As our time to count slowly dwindled, our team headed back to our cars to head back to the event space where we began. We said our goodbyes to our team and went on our separate ways. The woman who was driving my roommate and I said she wanted to check one more place on our way back. Sure enough, we found two separate people outside of a Walmart. Neither of them required medical attention, as a matter of fact, no one that night required medical attention, which left my roommate and I almost useless standing there with our bags full of medical supplies. As we got back into the car, we thought we saw someone inside the doors of Walmart. We pulled back around and my roommate and I walked into the store, once again armed with our medical equipment. As we walked through the sliding glass doors, I saw a young man sitting on the benches near the second set of sliding doors to enter the store. People were grabbing carts to finish their day with shopping and others were hurrying past us, with arms full of bags, to get home. When we got right up to the bench, the man, who looked like he couldn’t be much older than 18, turned his head as to not be seen. We introduced ourselves and he communicated to us with his defensive body language that he did not want to be bothered. I asked him if I could sit down next to him and talk. He hesitated and we reassured him that we just wanted to talk. He reluctantly let us sit down with him as he guarded a duffle bag and we began to learn about him. He had enlisted in the military right out of high school and deployed. During his deployment he was injured during a training exercise that left his knee and shoulder painful. After the military he was a laborer, but his old injuries proved to be too much to continue his work. It wasn’t long after that he found himself couch surfing and eventually on the streets.
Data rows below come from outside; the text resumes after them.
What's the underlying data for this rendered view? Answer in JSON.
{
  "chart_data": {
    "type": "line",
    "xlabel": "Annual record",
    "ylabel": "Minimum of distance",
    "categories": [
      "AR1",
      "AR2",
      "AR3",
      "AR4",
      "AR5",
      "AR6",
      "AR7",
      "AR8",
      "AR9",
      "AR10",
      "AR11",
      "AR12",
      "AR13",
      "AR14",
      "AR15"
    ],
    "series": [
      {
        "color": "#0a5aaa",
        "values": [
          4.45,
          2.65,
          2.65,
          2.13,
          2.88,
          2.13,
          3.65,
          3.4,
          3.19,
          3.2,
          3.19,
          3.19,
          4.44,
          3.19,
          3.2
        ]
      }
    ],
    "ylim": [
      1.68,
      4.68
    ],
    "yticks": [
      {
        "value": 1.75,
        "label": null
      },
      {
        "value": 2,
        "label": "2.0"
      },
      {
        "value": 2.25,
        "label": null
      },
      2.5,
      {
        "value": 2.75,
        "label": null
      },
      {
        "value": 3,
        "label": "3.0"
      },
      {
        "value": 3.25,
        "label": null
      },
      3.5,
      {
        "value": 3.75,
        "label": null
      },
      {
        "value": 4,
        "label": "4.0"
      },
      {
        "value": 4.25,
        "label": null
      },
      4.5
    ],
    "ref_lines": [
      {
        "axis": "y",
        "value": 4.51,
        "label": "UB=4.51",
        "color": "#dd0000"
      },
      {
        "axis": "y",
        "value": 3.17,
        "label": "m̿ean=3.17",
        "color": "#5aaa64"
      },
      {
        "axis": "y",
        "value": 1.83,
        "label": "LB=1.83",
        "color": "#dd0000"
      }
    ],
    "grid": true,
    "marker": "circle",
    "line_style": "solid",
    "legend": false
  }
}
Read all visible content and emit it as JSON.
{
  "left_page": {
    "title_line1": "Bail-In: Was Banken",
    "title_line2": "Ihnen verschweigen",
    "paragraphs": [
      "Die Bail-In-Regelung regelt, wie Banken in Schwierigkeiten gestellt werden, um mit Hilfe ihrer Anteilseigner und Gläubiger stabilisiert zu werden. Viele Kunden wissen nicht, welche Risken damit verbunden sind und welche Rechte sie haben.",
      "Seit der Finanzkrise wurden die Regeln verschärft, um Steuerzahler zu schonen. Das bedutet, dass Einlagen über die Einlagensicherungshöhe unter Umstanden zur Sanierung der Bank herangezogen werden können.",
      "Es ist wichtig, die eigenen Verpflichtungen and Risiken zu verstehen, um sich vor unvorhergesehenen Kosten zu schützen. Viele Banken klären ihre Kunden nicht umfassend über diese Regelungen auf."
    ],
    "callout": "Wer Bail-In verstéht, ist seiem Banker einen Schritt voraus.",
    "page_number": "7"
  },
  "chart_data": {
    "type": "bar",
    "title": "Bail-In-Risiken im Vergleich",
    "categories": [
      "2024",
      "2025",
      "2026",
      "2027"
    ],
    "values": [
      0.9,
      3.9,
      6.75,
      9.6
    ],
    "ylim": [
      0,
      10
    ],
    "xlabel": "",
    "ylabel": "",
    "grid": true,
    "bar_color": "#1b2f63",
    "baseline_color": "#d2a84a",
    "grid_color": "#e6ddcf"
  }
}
As we gathered all the information we needed for the count we began to grab our things to leave. As we stood up, he thanked us. I immediately wondered, what for, we didn’t get him anything, nor did we provide him medical care. He went on to explain how on the streets everyone avoids eye contact with the homeless. They want to pretend they aren’t there. He said not only is this the first time in a long time that someone has talked to him, but it is also the first time in who knows how long that someone made eye contact with him. We said our goodbyes and headed for the car. I never would have thought that crowded downtown streets could feel so lonely. As my roommate sat in the front seat, I sat alone in the back and felt the tears swell up in my eyes, but none came out.

During the car ride back to the event space, I had flashbacks of times I have walked past the homeless on the street. I immediately thought of a very vivid moment when I was walking downtown headed to dinner. There was a woman sitting on the corner with her hand stretched out, asking for money. As we got closer, I pulled the person I was with closer to me and said, “Don’t look at them, it makes it easier to say no when they ask for money.” A lonesome tear started to come out—silently.

That night I learned that emergency medical care is much more than pumping on a chest to the tune of “Stayin’ Alive.” A softly sung song, a note on a napkin, a random text, the squeeze of a hand. That isn’t where it has to end. A friendly smile, a quick “God Bless”, eye contact.